British journalist forced to leave Hong Kong
The Financial Times Asia news editor, Victor Mallet, has been forced out of Hong Kong.
The Financial Times Asia news editor, Victor Mallet, has left Hong Kong. He is believed to be the first foreign journalist ordered out of the city since the former British colony returned to Chinese rule in 1997.
Mallet recently chaired a lunch at the Foreign Correspondents’ Club addressed by Andy Chan, the leader of a political party advocating Hong Kong’s independence from China.
The lunch angered Beijing, which had called for it to be cancelled.
Mallet, who has 30 years experience as a foreign correspondent, was forced to leave Hong Kong after a routine work visa renewal was rejected.
When he returned to Hong Kong last weekend after a brief trip, re-entering as a tourist, he was given seven days to leave.

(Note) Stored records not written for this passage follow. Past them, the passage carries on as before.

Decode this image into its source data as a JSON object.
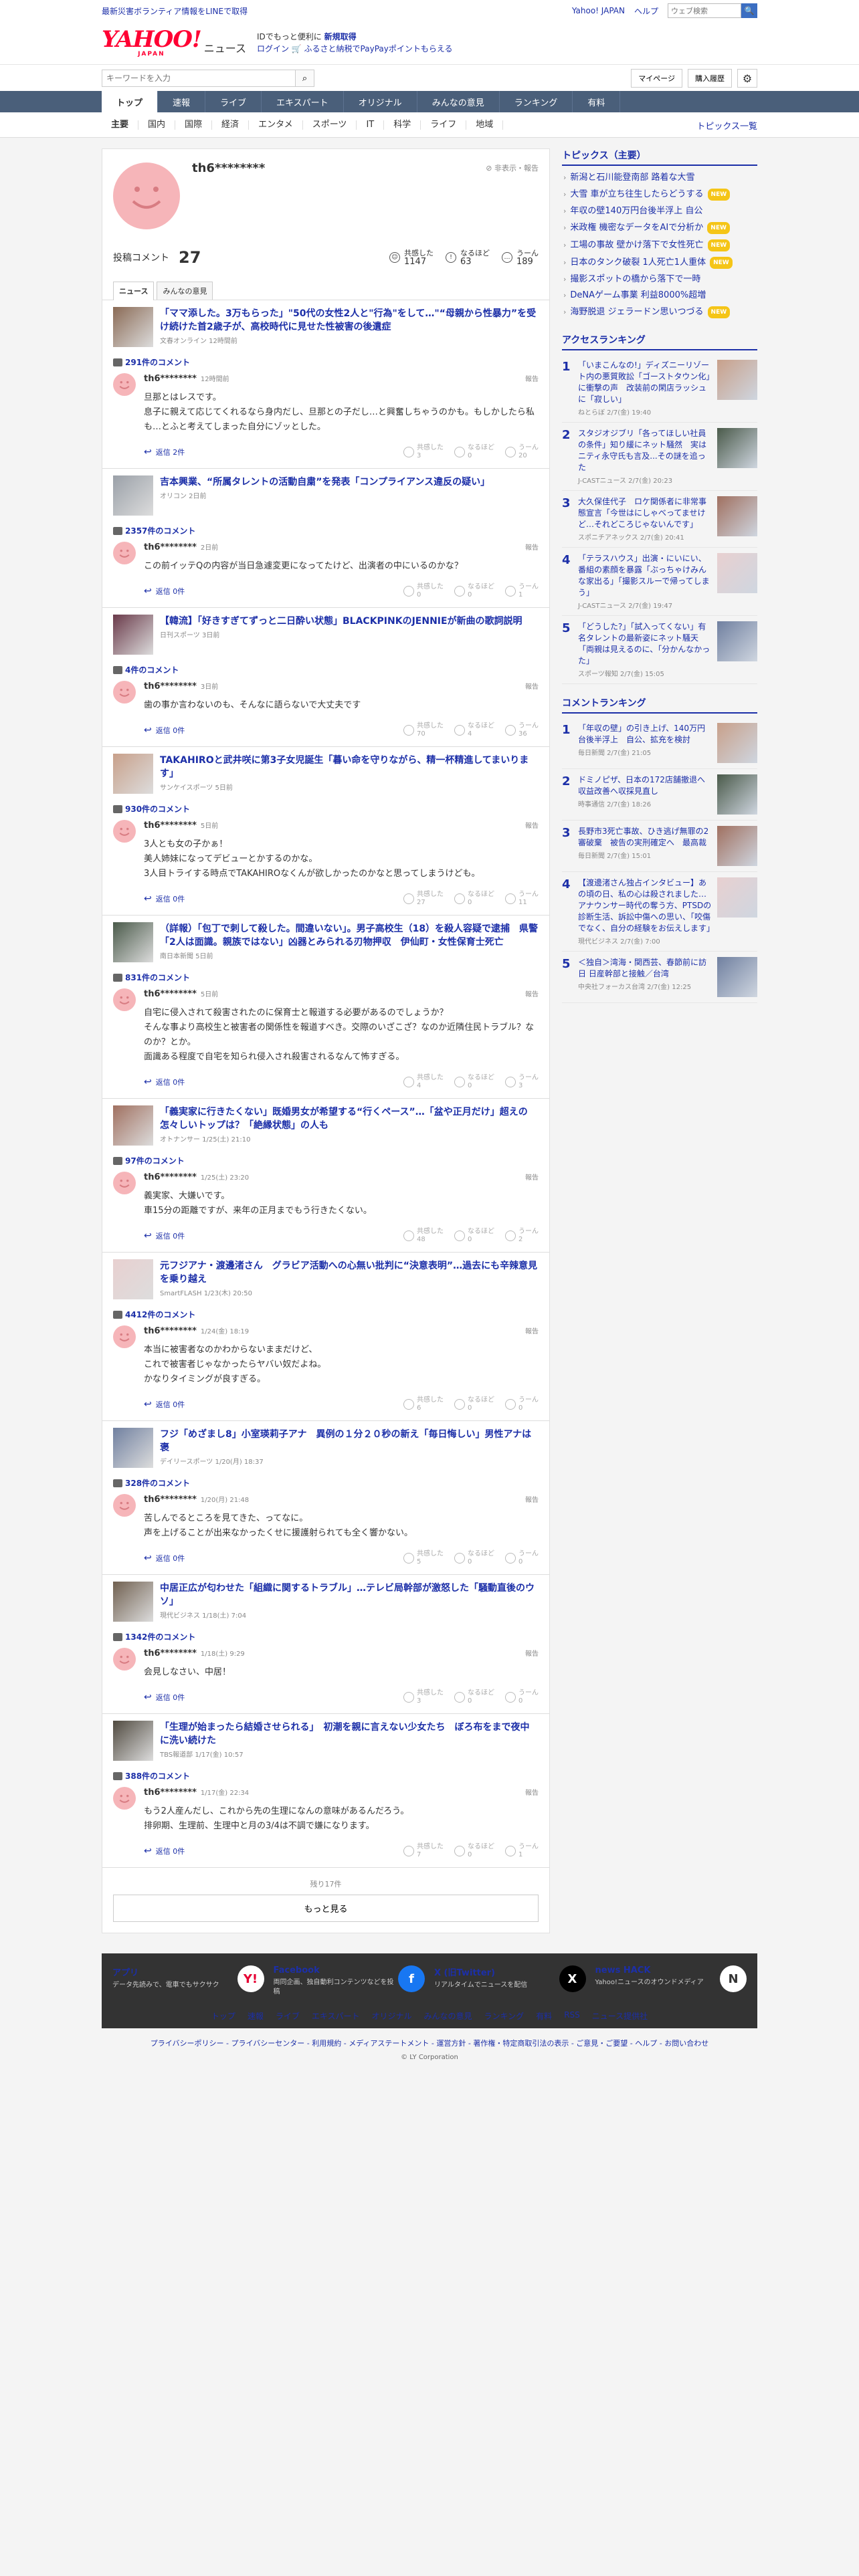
{
  "topbar": {
    "notice": "最新災害ボランティア情報をLINEで取得",
    "links": [
      "Yahoo! JAPAN",
      "ヘルプ"
    ],
    "search_placeholder": "ウェブ検索",
    "search_btn": "🔍"
  },
  "logobar": {
    "logo": "YAHOO!",
    "logo_sub": "JAPAN",
    "service": "ニュース",
    "promo_line1": "IDでもっと便利に",
    "promo_line1_link": "新規取得",
    "promo_line2": "ログイン 🛒 ふるさと納税でPayPayポイントもらえる"
  },
  "searchbar": {
    "placeholder": "キーワードを入力",
    "mypage": "マイページ",
    "history": "購入履歴"
  },
  "gnav": [
    "トップ",
    "速報",
    "ライブ",
    "エキスパート",
    "オリジナル",
    "みんなの意見",
    "ランキング",
    "有料"
  ],
  "subnav": [
    "主要",
    "国内",
    "国際",
    "経済",
    "エンタメ",
    "スポーツ",
    "IT",
    "科学",
    "ライフ",
    "地域"
  ],
  "subnav_last": "トピックス一覧",
  "profile": {
    "name": "th6********",
    "report": "非表示・報告",
    "comments_label": "投稿コメント",
    "comments_count": "27",
    "reactions": [
      {
        "label": "共感した",
        "value": "1147"
      },
      {
        "label": "なるほど",
        "value": "63"
      },
      {
        "label": "うーん",
        "value": "189"
      }
    ],
    "tabs": [
      "ニュース",
      "みんなの意見"
    ]
  },
  "entries": [
    {
      "title": "「ママ添した。3万もらった」\"50代の女性2人と\"行為\"をして…\"“母親から性暴力”を受け続けた首2歳子が、高校時代に見せた性被害の後遺症",
      "source": "文春オンライン 12時間前",
      "comment_count": "291件のコメント",
      "user": "th6********",
      "time": "12時間前",
      "text": "旦那とはレスです。\n息子に親えて応じてくれるなら身内だし、旦那との子だし…と興奮しちゃうのかも。もしかしたら私も…とふと考えてしまった自分にゾッとした。",
      "reply": "返信 2件",
      "counts": [
        "3",
        "0",
        "20"
      ]
    },
    {
      "title": "吉本興業、“所属タレントの活動自粛”を発表「コンプライアンス違反の疑い」",
      "source": "オリコン 2日前",
      "comment_count": "2357件のコメント",
      "user": "th6********",
      "time": "2日前",
      "text": "この前イッテQの内容が当日急遽変更になってたけど、出演者の中にいるのかな？",
      "reply": "返信 0件",
      "counts": [
        "0",
        "0",
        "1"
      ]
    },
    {
      "title": "【韓流】「好きすぎてずっと二日酔い状態」BLACKPINKのJENNIEが新曲の歌詞説明",
      "source": "日刊スポーツ 3日前",
      "comment_count": "4件のコメント",
      "user": "th6********",
      "time": "3日前",
      "text": "歯の事か言わないのも、そんなに語らないで大丈夫です",
      "reply": "返信 0件",
      "counts": [
        "70",
        "4",
        "36"
      ]
    },
    {
      "title": "TAKAHIROと武井咲に第3子女児誕生「暮い命を守りながら、精一杯精進してまいります」",
      "source": "サンケイスポーツ 5日前",
      "comment_count": "930件のコメント",
      "user": "th6********",
      "time": "5日前",
      "text": "3人とも女の子かぁ！\n美人姉妹になってデビューとかするのかな。\n3人目トライする時点でTAKAHIROなくんが欲しかったのかなと思ってしまうけども。",
      "reply": "返信 0件",
      "counts": [
        "27",
        "0",
        "11"
      ]
    },
    {
      "title": "（詳報）「包丁で刺して殺した。間違いない」。男子高校生（18）を殺人容疑で逮捕　県警「2人は面識。親族ではない」凶器とみられる刃物押収　伊仙町・女性保育士死亡",
      "source": "南日本新聞 5日前",
      "comment_count": "831件のコメント",
      "user": "th6********",
      "time": "5日前",
      "text": "自宅に侵入されて殺害されたのに保育士と報道する必要があるのでしょうか？\nそんな事より高校生と被害者の関係性を報道すべき。交際のいざこざ？なのか近隣住民トラブル？なのか？とか。\n面識ある程度で自宅を知られ侵入され殺害されるなんて怖すぎる。",
      "reply": "返信 0件",
      "counts": [
        "4",
        "0",
        "3"
      ]
    },
    {
      "title": "「義実家に行きたくない」既婚男女が希望する“行くペース”…「盆や正月だけ」超えの怎々しいトップは？「絶縁状態」の人も",
      "source": "オトナンサー 1/25(土) 21:10",
      "comment_count": "97件のコメント",
      "user": "th6********",
      "time": "1/25(土) 23:20",
      "text": "義実家、大嫌いです。\n車15分の距離ですが、来年の正月までもう行きたくない。",
      "reply": "返信 0件",
      "counts": [
        "48",
        "0",
        "2"
      ]
    },
    {
      "title": "元フジアナ・渡邊渚さん　グラビア活動への心無い批判に“決意表明”…過去にも辛辣意見を乗り越え",
      "source": "SmartFLASH 1/23(木) 20:50",
      "comment_count": "4412件のコメント",
      "user": "th6********",
      "time": "1/24(金) 18:19",
      "text": "本当に被害者なのかわからないままだけど、\nこれで被害者じゃなかったらヤバい奴だよね。\nかなりタイミングが良すぎる。",
      "reply": "返信 0件",
      "counts": [
        "6",
        "0",
        "0"
      ]
    },
    {
      "title": "フジ「めざまし8」小室瑛莉子アナ　異例の１分２０秒の新え「毎日悔しい」男性アナは褒",
      "source": "デイリースポーツ 1/20(月) 18:37",
      "comment_count": "328件のコメント",
      "user": "th6********",
      "time": "1/20(月) 21:48",
      "text": "苦しんでるところを見てきた、ってなに。\n声を上げることが出来なかったくせに援護射られても全く響かない。",
      "reply": "返信 0件",
      "counts": [
        "5",
        "0",
        "0"
      ]
    },
    {
      "title": "中居正広が匂わせた「組織に関するトラブル」…テレビ局幹部が激怒した「騒動直後のウソ」",
      "source": "現代ビジネス 1/18(土) 7:04",
      "comment_count": "1342件のコメント",
      "user": "th6********",
      "time": "1/18(土) 9:29",
      "text": "会見しなさい、中居！",
      "reply": "返信 0件",
      "counts": [
        "3",
        "0",
        "0"
      ]
    },
    {
      "title": "「生理が始まったら結婚させられる」　初潮を親に言えない少女たち　ぼろ布をまで夜中に洗い続けた",
      "source": "TBS報道部 1/17(金) 10:57",
      "comment_count": "388件のコメント",
      "user": "th6********",
      "time": "1/17(金) 22:34",
      "text": "もう2人産んだし、これから先の生理になんの意味があるんだろう。\n排卵期、生理前、生理中と月の3/4は不調で嫌になります。",
      "reply": "返信 0件",
      "counts": [
        "7",
        "0",
        "1"
      ]
    }
  ],
  "reaction_labels": [
    "共感した",
    "なるほど",
    "うーん"
  ],
  "more": {
    "remaining": "残り17件",
    "button": "もっと見る"
  },
  "side_topics": {
    "header": "トピックス（主要）",
    "new_badge": "NEW",
    "items": [
      {
        "text": "新潟と石川能登南部 路着な大雪",
        "badge": false
      },
      {
        "text": "大雪 車が立ち往生したらどうする",
        "badge": true
      },
      {
        "text": "年収の壁140万円台後半浮上 自公",
        "badge": false
      },
      {
        "text": "米政権 機密なデータをAIで分析か",
        "badge": true
      },
      {
        "text": "工場の事故 壁かけ落下で女性死亡",
        "badge": true
      },
      {
        "text": "日本のタンク破裂 1人死亡1人重体",
        "badge": true
      },
      {
        "text": "撮影スポットの橋から落下で一時",
        "badge": false
      },
      {
        "text": "DeNAゲーム事業 利益8000%超増",
        "badge": false
      },
      {
        "text": "海野脱退 ジェラードン思いつづる",
        "badge": true
      }
    ]
  },
  "access_ranking": {
    "header": "アクセスランキング",
    "items": [
      {
        "no": "1",
        "title": "「いまこんなの!」ディズニーリゾート内の悪質敗訟「ゴーストタウン化」に衝撃の声　改装前の閑店ラッシュに「寂しい」",
        "source": "ねとらぼ 2/7(金) 19:40"
      },
      {
        "no": "2",
        "title": "スタジオジブリ「各ってほしい社員の条件」知り緩にネット騒然　実はニティ永守氏も言及...その謎を追った",
        "source": "J-CASTニュース 2/7(金) 20:23"
      },
      {
        "no": "3",
        "title": "大久保佳代子　ロケ関係者に非常事態宣言「今世はにしゃべってませけど…それどころじゃないんです」",
        "source": "スポニチアネックス 2/7(金) 20:41"
      },
      {
        "no": "4",
        "title": "「テラスハウス」出演・にいにい、番組の素顔を暴露「ぶっちゃけみんな家出る」「撮影スルーで帰ってしまう」",
        "source": "J-CASTニュース 2/7(金) 19:47"
      },
      {
        "no": "5",
        "title": "「どうした?」「試入ってくない」有名タレントの最新姿にネット騒天「両親は見えるのに、「分かんなかった」",
        "source": "スポーツ報知 2/7(金) 15:05"
      }
    ]
  },
  "comment_ranking": {
    "header": "コメントランキング",
    "items": [
      {
        "no": "1",
        "title": "「年収の壁」の引き上げ、140万円台後半浮上　自公、拡充を検討",
        "source": "毎日新聞 2/7(金) 21:05"
      },
      {
        "no": "2",
        "title": "ドミノピザ、日本の172店舗撤退へ　収益改善へ収採見直し",
        "source": "時事通信 2/7(金) 18:26"
      },
      {
        "no": "3",
        "title": "長野市3死亡事故、ひき逃げ無罪の2審破棄　被告の実刑確定へ　最高裁",
        "source": "毎日新聞 2/7(金) 15:01"
      },
      {
        "no": "4",
        "title": "【渡邊渚さん独占インタビュー】あの頃の日、私の心は殺されました…アナウンサー時代の奪う方、PTSDの診断生活、訴訟中傷への思い、「咬傷でなく、自分の経験をお伝えします」",
        "source": "現代ビジネス 2/7(金) 7:00"
      },
      {
        "no": "5",
        "title": "＜独自＞湾海・関西芸、春節前に訪日 日産幹部と接触／台湾",
        "source": "中央社フォーカス台湾 2/7(金) 12:25"
      }
    ]
  },
  "footer": {
    "cols": [
      {
        "title": "アプリ",
        "desc": "データ先読みで、電車でもサクサク",
        "icon": "Y!"
      },
      {
        "title": "Facebook",
        "desc": "両同企画、独自動利コンテンツなどを投稿",
        "icon": "f"
      },
      {
        "title": "X (旧Twitter)",
        "desc": "リアルタイムでニュースを配信",
        "icon": "X"
      },
      {
        "title": "news HACK",
        "desc": "Yahoo!ニュースのオウンドメディア",
        "icon": "N"
      }
    ],
    "links": [
      "トップ",
      "速報",
      "ライブ",
      "エキスパート",
      "オリジナル",
      "みんなの意見",
      "ランキング",
      "有料",
      "RSS",
      "ニュース提供社"
    ],
    "legal": "プライバシーポリシー - プライバシーセンター - 利用規約 - メディアステートメント - 運営方針 - 著作権・特定商取引法の表示 - ご意見・ご要望 - ヘルプ - お問い合わせ",
    "copyright": "© LY Corporation"
  }
}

British citizens are normally given work visas for six months. Mallet left on Friday.
His expulsion shocked the foreign press community and is seen as another sign that freedoms, including press freedoms, are increasingly under pressure. The government of Hong Kong, officially a semi- autonomous region of China, banned Chan’s party after the FCC speech.
Carrie Lam, the chief executive of Hong Kong, said the immigration department would not give reasons for not renewing Mallet’s work visa. She said the city would “not tolerate any act that advocates Hong Kong independence and endangers national security and territorial integrity”.
She said and any suggestion that Mallet’s loss of his work visa was linked to his hosting the FCC lunch was “pure speculation’’.